O estudo Ajustes nas Despesas de Pessoal do Setor Público: Cenários Exploratórios para o Período 2020-2039 analisa os impactos de medidas já adotadas, como a Lei Complementar 173, que estabeleceu o congelamento dos vencimentos dos servidores por dois anos (2020 e 2021). Também são consideradas ações futuras que possam ser viabilizadas no âmbito de uma reforma administrativa, como a redução da reposição de servidores aposentados e do salário inicial dos que ingressam no serviço público, além do alongamento do tempo de progressão na carreira.

Dos R$ 816 bilhões que podem ser economizados, quase R$ 498 bilhões podem vir do congelamento dos vencimentos por dois anos (considerando gastos com estatutários e servidores civis) estabelecido pela Lei Complementar 173, sancionada no fim de maio, que condicionou a ajuda a estados e município afetados pela pandemia de covid-19 a medidas de economia pelos estados e municípios, como o congelamento de salários de funcionários públicos locais.

A economia dos R$ 318 bilhões restantes pode vir com a implementação de medidas relativas à redução da reposição dos servidores que se aposentarem, salário inicial 30% menor para quem entrar no serviço público e progressão mais lenta na carreira, o que fará com que os novos funcionários demorem mais a atingir as faixas salariais mais altas.

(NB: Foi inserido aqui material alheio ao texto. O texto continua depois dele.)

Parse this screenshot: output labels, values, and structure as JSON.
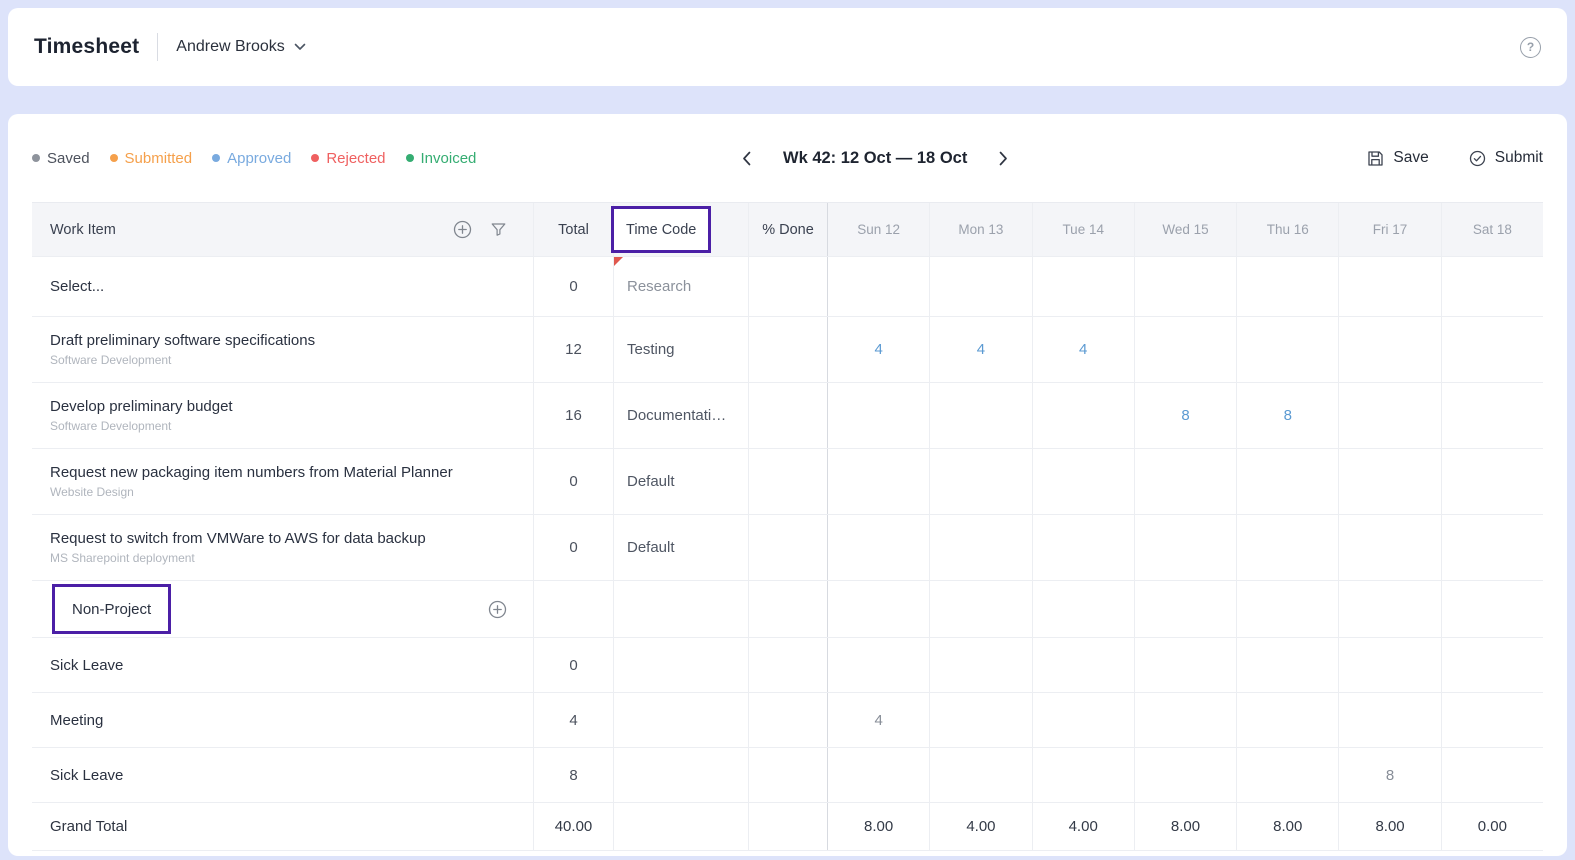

Em outro cenário avaliado pelo Ipea, a economia em dez anos, seria menor, de R$ 673 bilhões, levando em consideração no cálculo o congelamento dos salários apenas dos estatutários na União, e com uma taxa de reposição de servidores de 90% para nível superior e 50% para nível médio.

Para a retomada do crescimento econômico sustentável no Brasil após a pandemia de covid-19, serão necessárias medidas voltadas à disciplina fiscal, uma vez que a dívida pública deverá aumentar substancialmente em 2020 e manter-se em patamar elevado por algum tempo”, disse o diretor de Estudos e Políticas Macroeconômicas do Ipea, José Ronaldo Souza Jr.

De acordo com o Ipea, os gastos com pessoal são o segundo item de maior peso no Orçamento da União, respondendo por quase 22% do total das despesas primárias do governo central. No âmbito dos estados, respondem por 56,3% das despesas totais e 76,1% da receita corrente líquida.

Segundo os pesquisadores, todos os cenários analisados no estudo devem ser vistos como exploratórios, pois, além de haver grande incerteza acerca da parametrização adequada dos modelos de simulação (probabilidades de aposentadoria e morte, comportamento dos indivíduos diante de mudanças de regras e políticas, entre outros), a efetivação desses cenários depende de uma série de condições econômicas, legais e políticas.